Quando si perfeziona un contratto di locazione superiore alla durata di trenta giorni, quest’ultimo deve essere registrato presso l’Agenzia delle Entrate. Contestualmente alla registrazione, devono essere corrisposte anche le imposte di registro e di bollo, entrambe proporzionate all’importo del contratto di locazione.

Registrazione contratto di locazione: come si fa

Il contratto di locazione può essere registrato all’Agenzia delle Entrate sia dal locatore – ossia dal proprietario dell’immobile – sia dal locatario – ossia colui che ha preso in locazione l’immobile. La registrazione deve avvenire entro trenta giorni dalla decorrenza del contratto e può essere effettuata sia recandosi personalmente presso un qualsiasi ufficio territoriale dell’Agenzia delle Entrate, sia con modalità telematica collegandosi al sito www.agenziaentrate.gov.it sia incaricando un terzo (commercialista, agente immobiliare…).

Per quanto riguarda invece la registrazione telematica del contratto di locazione, essa diventa scelta obbligatoria per chi possiede almeno dieci immobili oppure per gli agenti immobiliari.

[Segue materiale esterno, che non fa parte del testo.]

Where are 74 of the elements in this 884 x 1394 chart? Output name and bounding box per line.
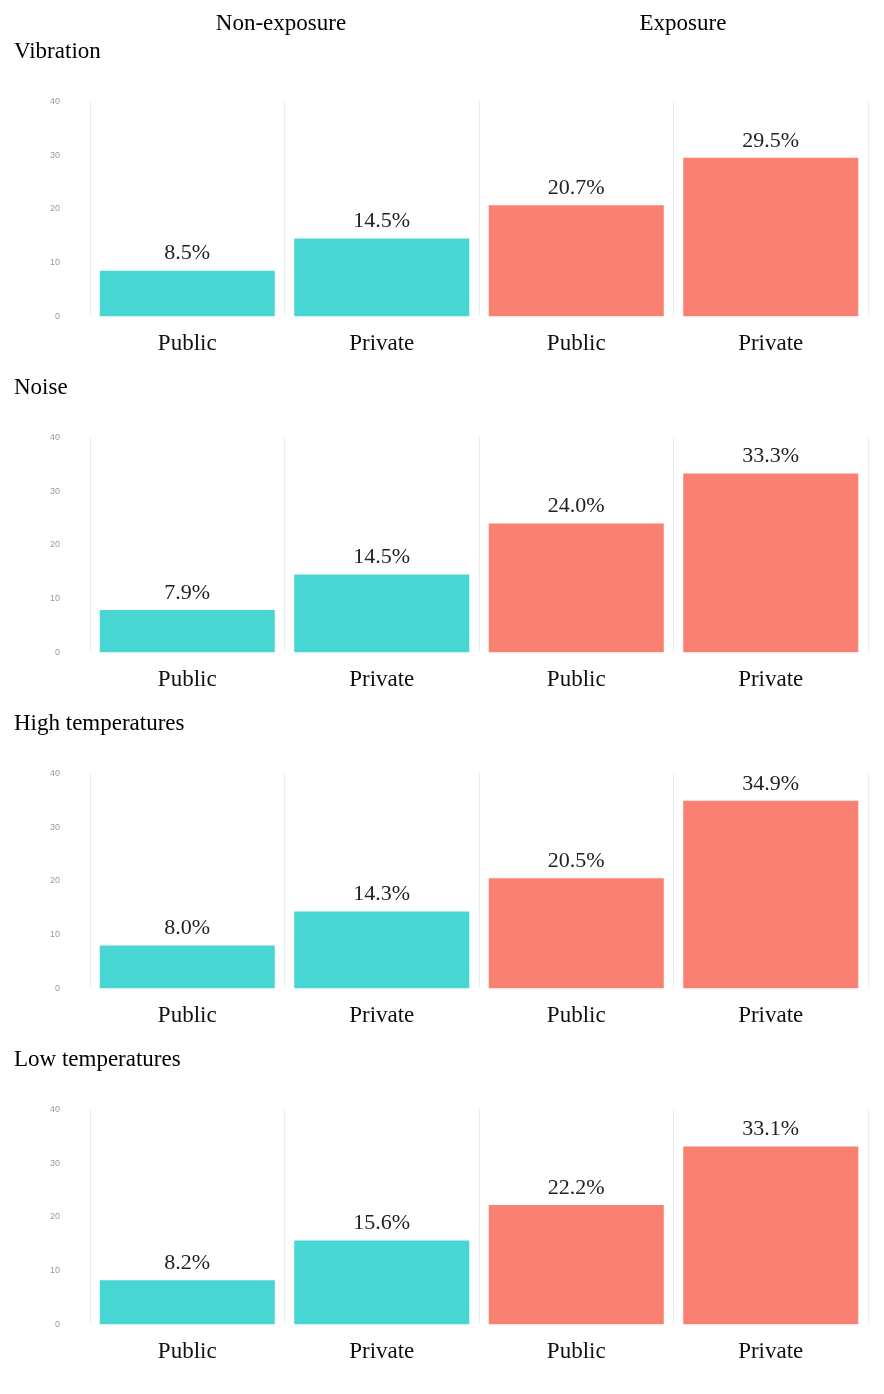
bar (99, 945, 275, 989)
chart-title: Vibration (13, 37, 102, 65)
data-label: 14.5% (353, 543, 411, 569)
x-tick-label: Private (349, 1338, 415, 1364)
y-tick-label: 30 (50, 485, 61, 496)
data-label: 8.5% (164, 239, 211, 265)
y-tick-label: 10 (50, 1265, 61, 1276)
x-tick-label: Private (738, 330, 804, 356)
bar (488, 205, 664, 317)
data-label: 8.0% (164, 914, 211, 940)
chart-title: Noise (13, 373, 69, 401)
data-label: 33.1% (742, 1115, 800, 1141)
bar (294, 911, 470, 989)
data-label: 14.3% (353, 880, 411, 906)
bar (99, 609, 275, 653)
y-tick-label: 0 (55, 1318, 61, 1329)
bar (683, 157, 859, 317)
bar (683, 1146, 859, 1325)
chart-title: High temperatures (13, 709, 186, 737)
bar (294, 1240, 470, 1325)
x-tick-label: Private (349, 1002, 415, 1028)
chart-title: Low temperatures (13, 1045, 182, 1073)
data-label: 15.6% (353, 1209, 411, 1235)
data-label: 20.7% (547, 173, 605, 199)
x-tick-label: Public (546, 1338, 606, 1364)
y-tick-label: 0 (55, 646, 61, 657)
data-label: 22.2% (547, 1173, 605, 1199)
data-label: 20.5% (547, 846, 605, 872)
x-tick-label: Private (349, 666, 415, 692)
bar (683, 473, 859, 653)
data-label: 24.0% (547, 492, 605, 518)
x-tick-label: Private (738, 1002, 804, 1028)
text: Non-exposure (214, 10, 348, 36)
y-tick-label: 10 (50, 929, 61, 940)
data-label: 33.3% (742, 442, 800, 468)
x-tick-label: Public (546, 330, 606, 356)
x-tick-label: Public (546, 1002, 606, 1028)
y-tick-label: 20 (50, 539, 61, 550)
x-tick-label: Public (157, 1338, 217, 1364)
x-tick-label: Private (738, 666, 804, 692)
bar (488, 878, 664, 989)
y-tick-label: 30 (50, 821, 61, 832)
text: Exposure (638, 10, 728, 36)
x-tick-label: Public (157, 330, 217, 356)
bar (294, 238, 470, 317)
y-tick-label: 0 (55, 982, 61, 993)
bar (683, 800, 859, 989)
y-tick-label: 40 (50, 1103, 61, 1114)
bar (488, 523, 664, 653)
x-tick-label: Private (349, 330, 415, 356)
bar (99, 1280, 275, 1325)
data-label: 8.2% (164, 1249, 211, 1275)
y-tick-label: 10 (50, 593, 61, 604)
y-tick-label: 0 (55, 310, 61, 321)
y-tick-label: 40 (50, 95, 61, 106)
x-tick-label: Public (546, 666, 606, 692)
bar (294, 574, 470, 653)
y-tick-label: 40 (50, 431, 61, 442)
x-tick-label: Private (738, 1338, 804, 1364)
data-label: 7.9% (164, 578, 211, 604)
y-tick-label: 10 (50, 257, 61, 268)
y-tick-label: 30 (50, 149, 61, 160)
data-label: 29.5% (742, 126, 800, 152)
y-tick-label: 30 (50, 1157, 61, 1168)
y-tick-label: 20 (50, 203, 61, 214)
bar (488, 1205, 664, 1325)
x-tick-label: Public (157, 666, 217, 692)
bar (99, 270, 275, 317)
y-tick-label: 20 (50, 875, 61, 886)
y-tick-label: 20 (50, 1211, 61, 1222)
x-tick-label: Public (157, 1002, 217, 1028)
data-label: 14.5% (353, 207, 411, 233)
y-tick-label: 40 (50, 767, 61, 778)
data-label: 34.9% (742, 769, 800, 795)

Registrazione contratto di locazione: imposte da pagare

Come già anticipato, le imposte relative alla registrazione del contratto di locale sono proporzionate al canone pattuito. L’imposta di registro è dovuta a chi registra il contratto stesso ma questi, a sua volta, può rivalersi sulla controparte, richiedendo la metà (il 50 per cento) di quanto è stato pagato. Queste sono le somme dovute a titolo di imposta:

  • fabbricati ad uso abitativo, 2 per cento. Se il locatore è una impresa ed applica  l’IVA sulla locazione, l’imposta di registro è dovuta nella misura fissa di 200 euro;
  • fabbricati strumentali per natura (ad esempio, un edificio industriale, uno studio professionale, ecc.), affittati da soggetti titolari di partita IVA, 1 per cento;
  • altri fabbricati, 2 per cento;
  • fondi rustici, 0,5 per cento.

L’imposta minima da pagare, al momento della registrazione, è comunque di 67 euro ed è dovuta ogni anno, al rinnovo del contratto. L’imposta di registro si può versare per più annualità, in modo da ottenere così una riduzione sulla spesa da affrontare.